Se trata de un texto que utiliza los códigos de la novela negra. La historia es demasiado sencilla, con algunos pliegues que no cierran y sin demasiado misterio que resolver. A su vez, los personajes son bastante prototípicos (el psicópata moralista, el investigador duro que sólo se ablanda ante la belleza femenina, la chica seductora). Sin embargo, a pesar de estos puntos flojos, la novela resulta muy rica y muy entretenida de leer. Ambientada en Lima, Cueto desarrolla la habilidad de acercarnos-como al pasar- a modismos, ambientes sociales, caracteres psicológicos, todo esto sin que nos demos cuenta, sin resultar forzado (algo que no es nada fácil de lograr).  La novela hace gala de una sutileza y un ritmo muy destacables.
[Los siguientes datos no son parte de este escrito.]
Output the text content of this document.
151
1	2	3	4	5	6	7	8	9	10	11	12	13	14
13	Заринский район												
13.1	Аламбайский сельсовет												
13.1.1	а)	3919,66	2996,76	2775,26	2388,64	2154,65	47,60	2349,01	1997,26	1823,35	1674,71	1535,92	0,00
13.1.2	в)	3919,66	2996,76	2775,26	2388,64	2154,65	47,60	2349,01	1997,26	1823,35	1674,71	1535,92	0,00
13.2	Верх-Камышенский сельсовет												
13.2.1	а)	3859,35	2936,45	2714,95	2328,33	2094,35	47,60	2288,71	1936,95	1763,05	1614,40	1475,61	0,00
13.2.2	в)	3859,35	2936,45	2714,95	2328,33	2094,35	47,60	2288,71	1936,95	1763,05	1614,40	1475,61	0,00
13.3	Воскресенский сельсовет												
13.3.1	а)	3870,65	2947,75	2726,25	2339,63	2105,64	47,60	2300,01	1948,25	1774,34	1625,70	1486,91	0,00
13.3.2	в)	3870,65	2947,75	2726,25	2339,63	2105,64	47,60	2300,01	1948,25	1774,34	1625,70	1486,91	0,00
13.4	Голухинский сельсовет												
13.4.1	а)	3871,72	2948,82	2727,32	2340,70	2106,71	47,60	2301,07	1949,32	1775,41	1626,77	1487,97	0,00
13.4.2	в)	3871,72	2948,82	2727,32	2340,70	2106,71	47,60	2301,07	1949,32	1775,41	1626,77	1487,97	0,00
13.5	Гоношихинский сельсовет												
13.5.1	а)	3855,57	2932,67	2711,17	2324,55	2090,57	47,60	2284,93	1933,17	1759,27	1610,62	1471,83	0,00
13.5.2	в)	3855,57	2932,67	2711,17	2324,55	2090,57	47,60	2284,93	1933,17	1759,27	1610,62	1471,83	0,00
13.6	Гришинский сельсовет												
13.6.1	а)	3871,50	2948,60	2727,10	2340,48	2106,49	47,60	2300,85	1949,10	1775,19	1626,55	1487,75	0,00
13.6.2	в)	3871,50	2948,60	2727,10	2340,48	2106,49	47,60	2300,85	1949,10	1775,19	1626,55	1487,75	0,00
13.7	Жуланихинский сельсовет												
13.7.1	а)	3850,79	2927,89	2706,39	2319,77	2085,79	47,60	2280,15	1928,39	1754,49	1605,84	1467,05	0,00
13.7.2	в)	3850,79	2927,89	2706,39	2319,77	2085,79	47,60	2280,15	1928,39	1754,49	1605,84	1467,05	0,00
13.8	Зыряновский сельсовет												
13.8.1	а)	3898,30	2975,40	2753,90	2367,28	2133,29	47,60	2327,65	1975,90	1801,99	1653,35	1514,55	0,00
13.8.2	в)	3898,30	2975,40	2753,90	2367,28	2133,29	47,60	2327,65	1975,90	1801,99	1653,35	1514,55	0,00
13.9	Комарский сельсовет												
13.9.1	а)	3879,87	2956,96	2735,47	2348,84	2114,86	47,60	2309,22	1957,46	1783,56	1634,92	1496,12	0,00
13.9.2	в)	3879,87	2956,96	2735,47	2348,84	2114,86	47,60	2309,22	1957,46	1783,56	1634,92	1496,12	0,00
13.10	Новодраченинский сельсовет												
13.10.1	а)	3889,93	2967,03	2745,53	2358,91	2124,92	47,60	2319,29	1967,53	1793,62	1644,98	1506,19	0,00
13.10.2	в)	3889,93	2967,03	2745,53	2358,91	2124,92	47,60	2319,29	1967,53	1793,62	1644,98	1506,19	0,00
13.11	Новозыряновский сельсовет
Sobre su escritura, transcribo una cita de la reseña de Ernesto Ayala que me parece de lo más pertinente:
"Cueto sí se muestra arriesgado y desafiante es en el estilo. A diferencia de un realista más decimonónico como Vargas Llosa, Cueto recurre a la oración corta, muy escueta y sin vueltas, en la línea habitual de la novela negra. Sin embargo, y he aquí el interés, sobre la base del fraseo simple y directo, se las arregla para despegar el lenguaje de cualquier sombra avara o telegráfica, para tomarse licencias poéticas de una respetable ambición, que nunca enturbian o hermetizan lo dicho, sino que lo hacen reverberar. Por ejemplo: "En el asiento del taxi, Boris da un nuevo salto. Están en el malecón, junto a varios montones de maleza. El aire líquido se confunde con el vacío del mar. Las luces del micro que avanza en dirección contraria le hacen un guiño". Contar con agilidad y máxima economía, y al mismo tiempo utilizar un lenguaje rico, denso, metafórico, que no peque de ostentoso, sino que se muestre como otra forma de ser justo y preciso, no es una ecuación sencilla, y en este terreno Cueto obtiene sus mejores logros".